Yocelyn sangat tahu kalau kini Andrew tengah mengejarnya. Pasalnya, sebelumnya Andrew juga sudah mengatakan itu via pesan. Tapi Yocelyn tetap tak peduli. Baginya, Andrew hanyalah sebatas temannya saja, tak lebih.

Tunggu dulu. Seketika Yocelyn memikirkan sesuatu. Jadi... apa ini yang Devian rasakan terhadapnya? Menjadikannya sebagai pengganggu? Tidak, tidak. Mana mungkin dia pengganggu Devian? Dia berbeda dengan Andrew. Yocelyn tidak pernah mengganggu Devian dengan berbagai macam kata manis yang hanya dikirimkan melalui pesan. Yocelyn justru sempat berusaha untuk move on dari Devian, bukan?

"Argh."

Yocelyn merebahkan badannya di sofa panjang yang ada di ruang tengah. Sungguh, memikirkan segala sesuatu secara bersamaan bisa membuat kepala Yocelyn rasanya akan meledak. Contohnya, tentang Devian.

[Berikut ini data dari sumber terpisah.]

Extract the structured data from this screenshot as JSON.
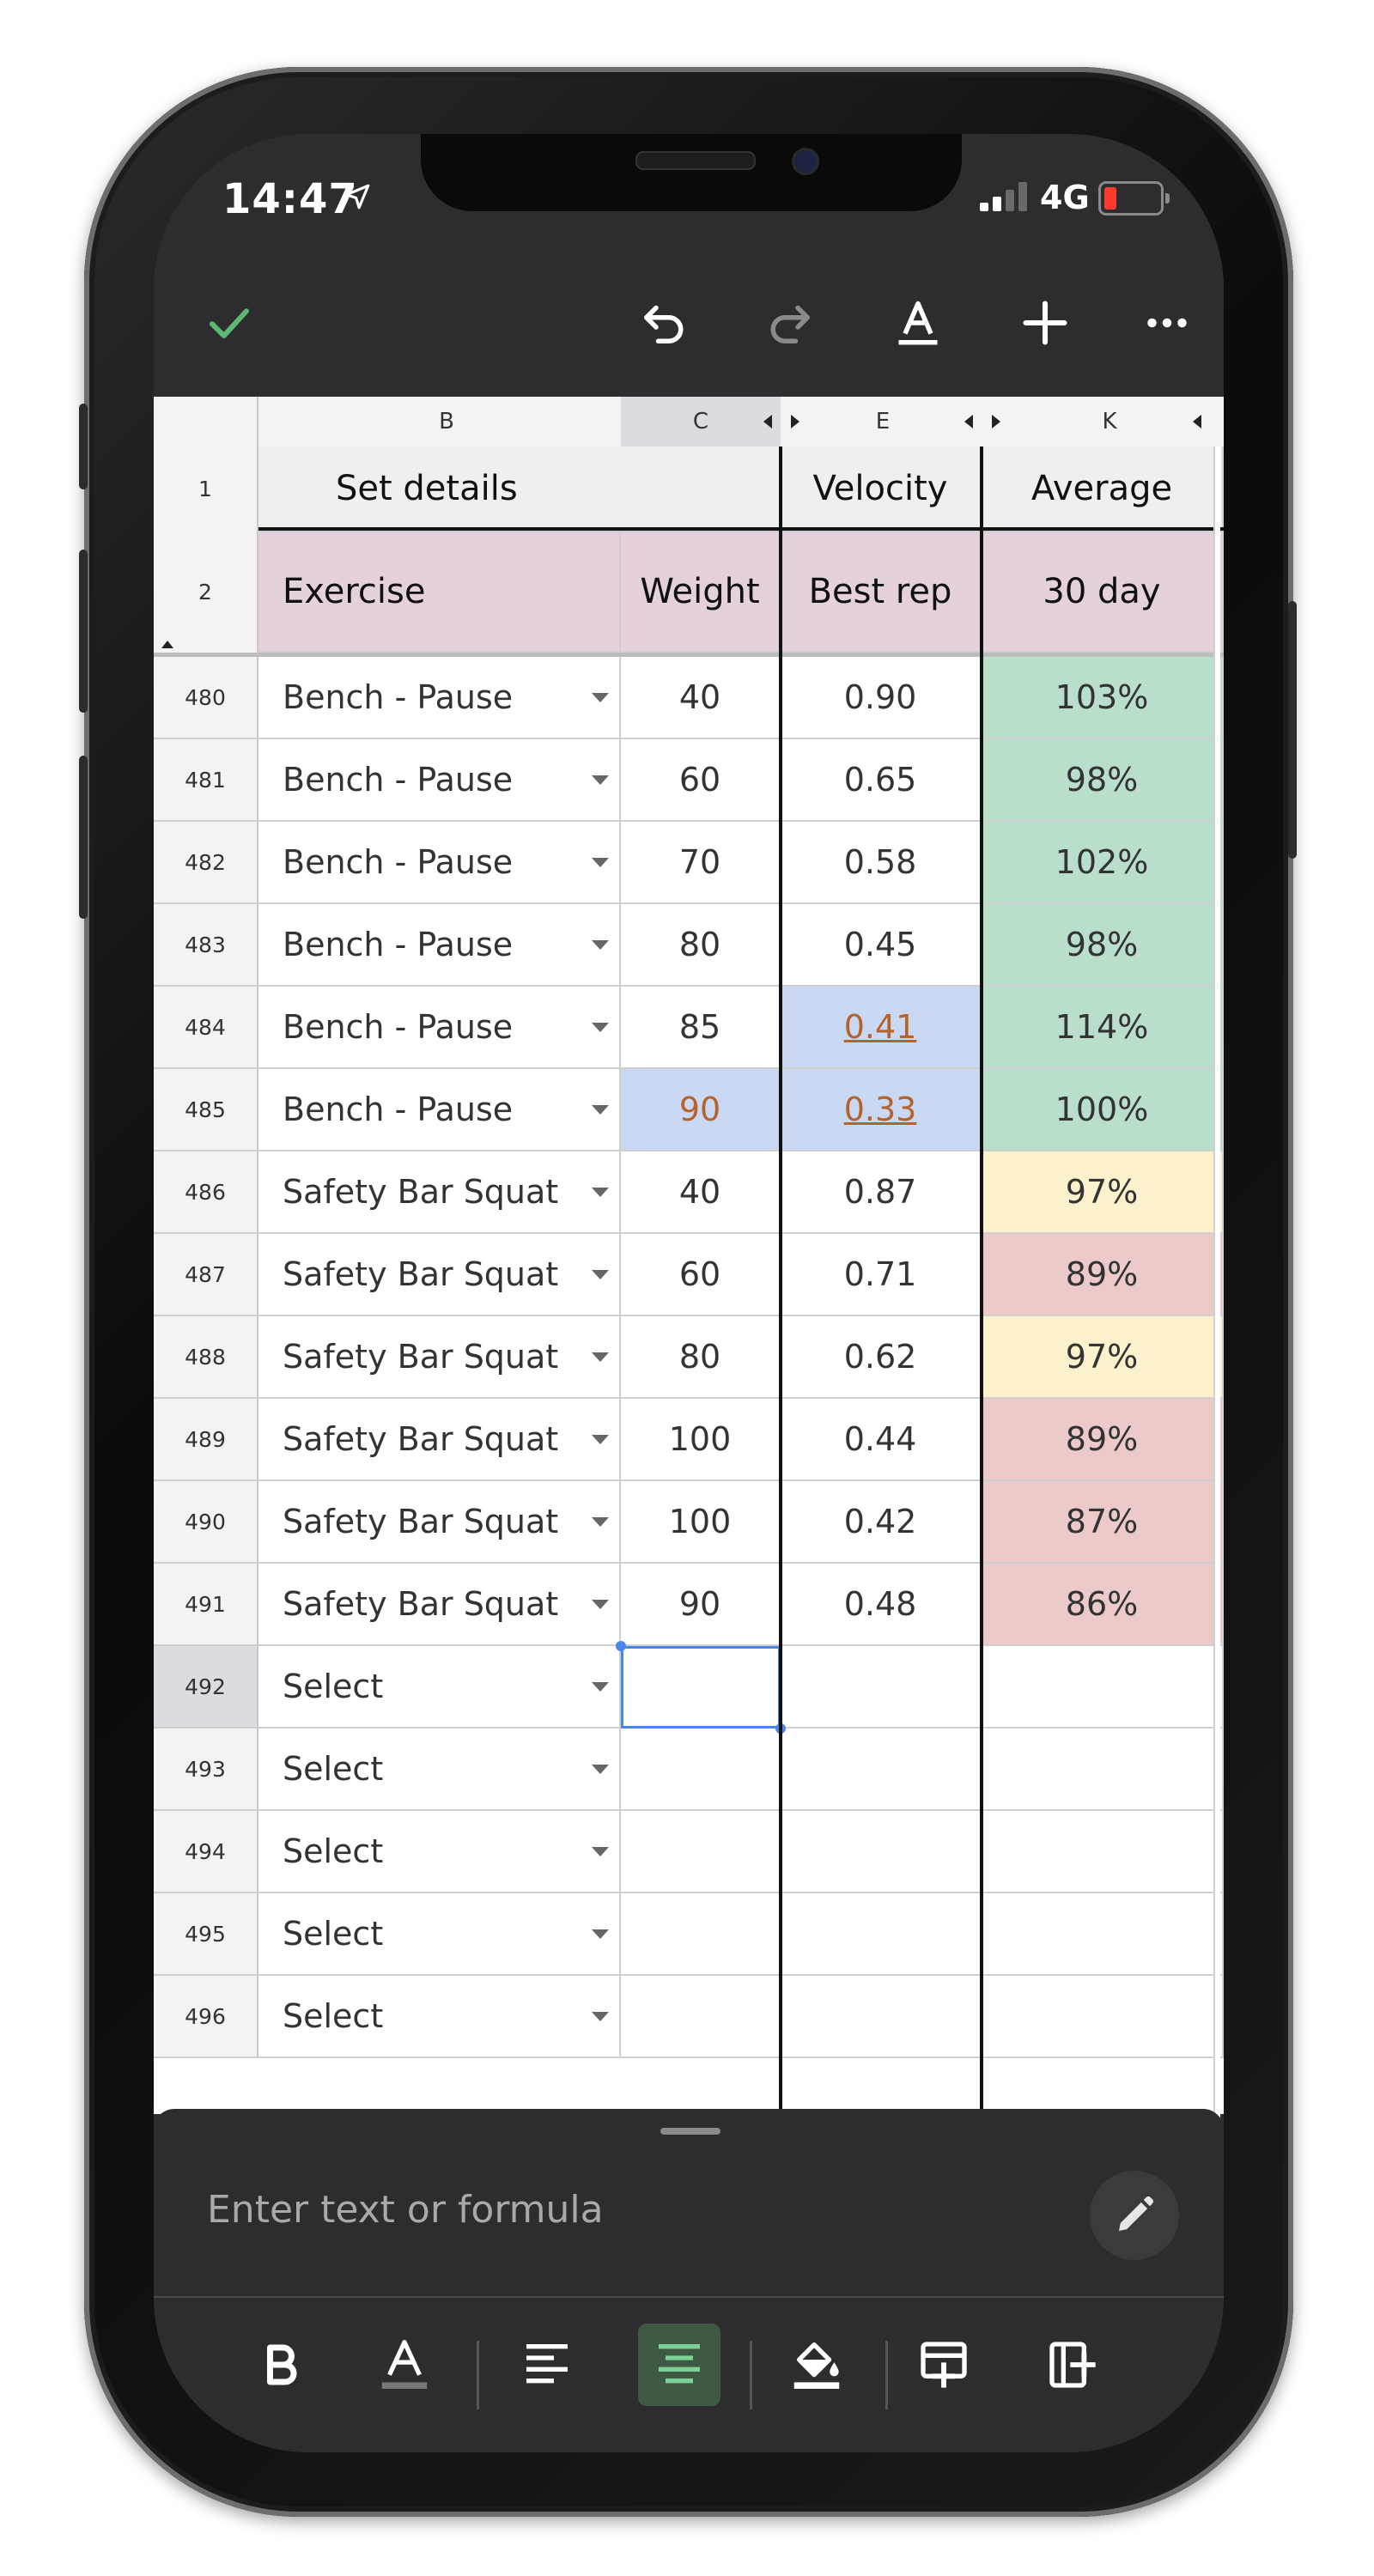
{
  "status": {
    "time": "14:47",
    "network": "4G"
  },
  "toolbar": {
    "confirm_icon": "check-icon",
    "undo_icon": "undo-icon",
    "redo_icon": "redo-icon",
    "text_format_icon": "text-format-icon",
    "insert_icon": "plus-icon",
    "more_icon": "more-icon"
  },
  "columns": [
    "B",
    "C",
    "E",
    "K"
  ],
  "header_row1": {
    "row": "1",
    "set_details": "Set details",
    "velocity": "Velocity",
    "average": "Average"
  },
  "header_row2": {
    "row": "2",
    "exercise": "Exercise",
    "weight": "Weight",
    "best_rep": "Best rep",
    "thirty_day": "30 day"
  },
  "rows": [
    {
      "n": "480",
      "exercise": "Bench - Pause",
      "weight": "40",
      "best": "0.90",
      "avg": "103%",
      "avg_color": "#b9dfcb"
    },
    {
      "n": "481",
      "exercise": "Bench - Pause",
      "weight": "60",
      "best": "0.65",
      "avg": "98%",
      "avg_color": "#b9dfcb"
    },
    {
      "n": "482",
      "exercise": "Bench - Pause",
      "weight": "70",
      "best": "0.58",
      "avg": "102%",
      "avg_color": "#b9dfcb"
    },
    {
      "n": "483",
      "exercise": "Bench - Pause",
      "weight": "80",
      "best": "0.45",
      "avg": "98%",
      "avg_color": "#b9dfcb"
    },
    {
      "n": "484",
      "exercise": "Bench - Pause",
      "weight": "85",
      "best": "0.41",
      "avg": "114%",
      "avg_color": "#b9dfcb",
      "best_hl": true
    },
    {
      "n": "485",
      "exercise": "Bench - Pause",
      "weight": "90",
      "best": "0.33",
      "avg": "100%",
      "avg_color": "#b9dfcb",
      "best_hl": true,
      "weight_hl": true
    },
    {
      "n": "486",
      "exercise": "Safety Bar Squat",
      "weight": "40",
      "best": "0.87",
      "avg": "97%",
      "avg_color": "#fbf1cc"
    },
    {
      "n": "487",
      "exercise": "Safety Bar Squat",
      "weight": "60",
      "best": "0.71",
      "avg": "89%",
      "avg_color": "#eccaca"
    },
    {
      "n": "488",
      "exercise": "Safety Bar Squat",
      "weight": "80",
      "best": "0.62",
      "avg": "97%",
      "avg_color": "#fbf1cc"
    },
    {
      "n": "489",
      "exercise": "Safety Bar Squat",
      "weight": "100",
      "best": "0.44",
      "avg": "89%",
      "avg_color": "#eccaca"
    },
    {
      "n": "490",
      "exercise": "Safety Bar Squat",
      "weight": "100",
      "best": "0.42",
      "avg": "87%",
      "avg_color": "#eccaca"
    },
    {
      "n": "491",
      "exercise": "Safety Bar Squat",
      "weight": "90",
      "best": "0.48",
      "avg": "86%",
      "avg_color": "#eccaca"
    },
    {
      "n": "492",
      "exercise": "Select",
      "weight": "",
      "best": "",
      "avg": "",
      "avg_color": "#ffffff",
      "selected": true
    },
    {
      "n": "493",
      "exercise": "Select",
      "weight": "",
      "best": "",
      "avg": "",
      "avg_color": "#ffffff"
    },
    {
      "n": "494",
      "exercise": "Select",
      "weight": "",
      "best": "",
      "avg": "",
      "avg_color": "#ffffff"
    },
    {
      "n": "495",
      "exercise": "Select",
      "weight": "",
      "best": "",
      "avg": "",
      "avg_color": "#ffffff"
    },
    {
      "n": "496",
      "exercise": "Select",
      "weight": "",
      "best": "",
      "avg": "",
      "avg_color": "#ffffff"
    }
  ],
  "colors": {
    "header_pink": "#e5d1de",
    "header_gray": "#efefef",
    "highlight_blue": "#c9d8f3",
    "link_orange": "#b5622b",
    "selection_blue": "#4a86e8",
    "accent_green": "#5bb974"
  },
  "formula_bar": {
    "placeholder": "Enter text or formula"
  }
}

Laki-laki itu memang sudah mendominasi Yocelyn. Ia pikir, ia bisa hidup tenang tanpa Devian disini. Tapi ternyata salah. Devian justru datang ke London dan membuat Yocelyn gagal move on. Walaupun Yocelyn tahu kalau ia tak bisa sepenuhnya menyalahkan Devian. Ini murni kesalahannya sendiri yang memang sudah menambatkan hatinya hanya pada Devian.

"Pulang-pulang dari meeting dengan investor justru jadi terpikir tentang Devian. Sebenarnya setan apa yang sudah merasukiku?" gumam Yocelyn pada dirinya sendiri.

Ya, baru saja ia pulang setelah merampungkan projek pentingnya. Dan kini ia tengah menunggu hasilnya yang besok akan keluar. Tapi ia justru dibuat frustasi tentang Devian.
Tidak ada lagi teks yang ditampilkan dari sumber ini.